Civil Disobedience seems to be the order of the day for Veterans.  Should we not emulate their example and take our Parks and Forests back?


  1. although it's technically civil disobedience, I can't imagine in my wildest fantasies some knucklehead in the government actually telling vets that they can't visit war memorials. Although, when you think about it, maybe the civil disobedience isn't only with those who are moving the barrycades, but those who are "making as hard as possible" on the people in order to not only bring the shutdown to an end, but to remind the government as a whole, Executive and Congressional just who they really work for.

  2. Initially, the Veterans were threatend with arrest:

    "However yesterday when the federal government began its first day of a shutdown, which began following the refusal of Democrats to negotiate with Republicans over a continuing resolution to fund the government, park officials announced that the National Mall would be closed to tourists and barricaded it off. This was done despite the fact that the mall, which contains such things as the Jefferson Memorial is completely outdoors and available to the public to simply stroll along while viewing the memorials.

    The White House as well as the Department of the Interior rejected a request from Rep. Steven Palazzo’s office to permit World War II veterans to visit the World War II Memorial."

    It was then that several republican lawmakers met the Veterans at the memorial and distracted the guards so that they could get through:

    "WASHINGTON — A group of veterans didn’t let the federal government shutdown stop them from seeing the World War II Memorial on Tuesday.

    The government had closed the memorial due to the partial shutdown of the government, which went into effect Tuesday morning. But with the assistance of lawmakers, a group of Honor Flight World War II veterans knocked over the barriers to see the site."

    Tha night, the Park Service wired the Barrycades together, making them more difficult to move. As another group of Veterans showed up, Republican lawmakers did again, this time aremed with bolt cutters:

    "A group of Texas congressmen armed with bolt cutters made their way to the World War II Memorial in Washington after they learned the National Park Service had reinforced the barriers blocking the site with wire."

    Several days ago, Viet Nam Veterans were asked to leave thier monument. Park and DC police showed uo, the DC polie had a police dog with them. Over the weekend, WW2 Veterans removed the barrycades that prevented people from visiting the Iwo Jima Monument--significant as one of those was a waterfilled vehicle barricade taht had to be emptied of water first.

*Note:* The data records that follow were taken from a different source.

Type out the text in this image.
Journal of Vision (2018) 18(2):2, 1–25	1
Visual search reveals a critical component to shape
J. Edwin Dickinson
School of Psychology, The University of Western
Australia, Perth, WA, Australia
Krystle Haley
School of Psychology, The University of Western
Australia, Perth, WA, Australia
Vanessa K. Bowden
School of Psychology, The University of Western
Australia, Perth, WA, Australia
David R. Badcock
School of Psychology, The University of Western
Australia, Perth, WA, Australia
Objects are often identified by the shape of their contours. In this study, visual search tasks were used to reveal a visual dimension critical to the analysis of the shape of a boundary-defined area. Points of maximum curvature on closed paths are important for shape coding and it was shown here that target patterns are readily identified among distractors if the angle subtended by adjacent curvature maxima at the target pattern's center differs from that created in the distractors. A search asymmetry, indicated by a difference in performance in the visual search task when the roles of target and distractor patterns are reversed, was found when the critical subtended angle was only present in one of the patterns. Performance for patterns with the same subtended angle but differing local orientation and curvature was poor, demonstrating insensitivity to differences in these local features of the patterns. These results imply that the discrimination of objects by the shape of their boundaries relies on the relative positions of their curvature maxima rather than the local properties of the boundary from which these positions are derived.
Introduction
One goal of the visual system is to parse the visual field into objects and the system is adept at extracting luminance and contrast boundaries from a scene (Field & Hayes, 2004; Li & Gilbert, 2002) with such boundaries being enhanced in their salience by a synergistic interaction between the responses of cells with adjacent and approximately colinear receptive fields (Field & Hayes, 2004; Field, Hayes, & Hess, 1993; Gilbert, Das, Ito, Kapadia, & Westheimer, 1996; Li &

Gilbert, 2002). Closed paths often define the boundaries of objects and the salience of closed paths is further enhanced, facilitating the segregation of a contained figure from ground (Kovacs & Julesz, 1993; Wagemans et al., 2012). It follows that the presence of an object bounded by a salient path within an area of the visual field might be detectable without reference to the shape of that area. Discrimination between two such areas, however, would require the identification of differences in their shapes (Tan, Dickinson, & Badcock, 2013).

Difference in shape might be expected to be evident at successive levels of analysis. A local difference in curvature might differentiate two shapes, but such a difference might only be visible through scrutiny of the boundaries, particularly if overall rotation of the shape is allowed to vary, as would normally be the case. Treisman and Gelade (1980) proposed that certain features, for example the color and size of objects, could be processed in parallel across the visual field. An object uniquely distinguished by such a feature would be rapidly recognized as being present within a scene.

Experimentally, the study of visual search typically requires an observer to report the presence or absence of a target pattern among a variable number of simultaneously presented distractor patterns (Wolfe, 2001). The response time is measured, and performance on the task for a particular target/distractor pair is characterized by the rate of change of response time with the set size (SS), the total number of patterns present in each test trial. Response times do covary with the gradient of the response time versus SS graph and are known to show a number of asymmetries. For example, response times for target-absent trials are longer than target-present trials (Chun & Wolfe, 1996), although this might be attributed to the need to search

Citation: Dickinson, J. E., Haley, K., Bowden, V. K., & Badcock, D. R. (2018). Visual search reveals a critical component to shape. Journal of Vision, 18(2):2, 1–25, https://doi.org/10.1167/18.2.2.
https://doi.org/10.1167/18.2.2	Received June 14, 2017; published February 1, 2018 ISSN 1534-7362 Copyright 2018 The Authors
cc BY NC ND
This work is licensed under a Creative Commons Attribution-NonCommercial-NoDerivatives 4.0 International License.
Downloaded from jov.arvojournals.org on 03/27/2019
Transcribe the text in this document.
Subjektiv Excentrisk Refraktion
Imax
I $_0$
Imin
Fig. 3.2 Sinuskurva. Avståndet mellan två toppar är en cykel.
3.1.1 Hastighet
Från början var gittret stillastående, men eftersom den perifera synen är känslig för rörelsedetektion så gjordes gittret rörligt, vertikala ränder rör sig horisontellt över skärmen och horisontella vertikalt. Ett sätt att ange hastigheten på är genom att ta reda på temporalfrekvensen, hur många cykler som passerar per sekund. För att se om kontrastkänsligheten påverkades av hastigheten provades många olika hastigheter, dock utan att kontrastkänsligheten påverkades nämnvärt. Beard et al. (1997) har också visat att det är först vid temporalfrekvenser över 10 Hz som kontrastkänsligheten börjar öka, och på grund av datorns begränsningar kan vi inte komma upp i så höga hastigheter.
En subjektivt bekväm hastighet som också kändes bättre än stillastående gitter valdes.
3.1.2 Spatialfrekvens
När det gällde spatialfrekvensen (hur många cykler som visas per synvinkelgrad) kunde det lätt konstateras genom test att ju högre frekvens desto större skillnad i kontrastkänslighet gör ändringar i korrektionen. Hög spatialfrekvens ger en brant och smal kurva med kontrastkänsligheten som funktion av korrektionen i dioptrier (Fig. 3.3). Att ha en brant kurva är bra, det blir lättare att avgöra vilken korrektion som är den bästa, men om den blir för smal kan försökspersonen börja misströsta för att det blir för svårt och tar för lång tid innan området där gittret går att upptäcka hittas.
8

    It is clear that the intention of the Adminsitration, as evidenced by direct orders from the White House, was to deny access to these memorials to Veterans. And it can logically be inferred that the reason for doing so was to pin the blame on Republicans. However, when it came time to let Veterans in to see their memorial, it was Republican lawmakers who showed up with bolt cutters while Democrats decried it as "grandstanding."

    It wasn't until the Civl Disobedience occured, along with the bad publicity that comes from massive government over reach that the knuckeheads at the White House (who issued theinitial order) decided it ws a bad idea to tell vets they can't visit war memorials.

    Today, only veterans are allowed in the Memorial, There is an opening in the Barrycades there that is just barely wide enough for a wheelchair to get through, all the other Barrycades have been wired together. Yesterday, a rally was held on the Mall adjacent to the Memorial by supports of Amnesty for Illegal aliens, complete with stages, a sound system and booths for different groups, Nobody was prevented from going to that event. Nobody checked to see if people walking across the mall at that location were part of the demonstration. They did, however, check the ID of any family members who want to go see the WW2 Monument with Paw Paw.

    As a Veteran who was spit on in a New Jersey airport in 1972, I am familiar with the fact that it is a poltical philosophy that motivates such conduct. These are people who beleive in the Power of Government---not the Power of Government to Do Good, just the Power of Government.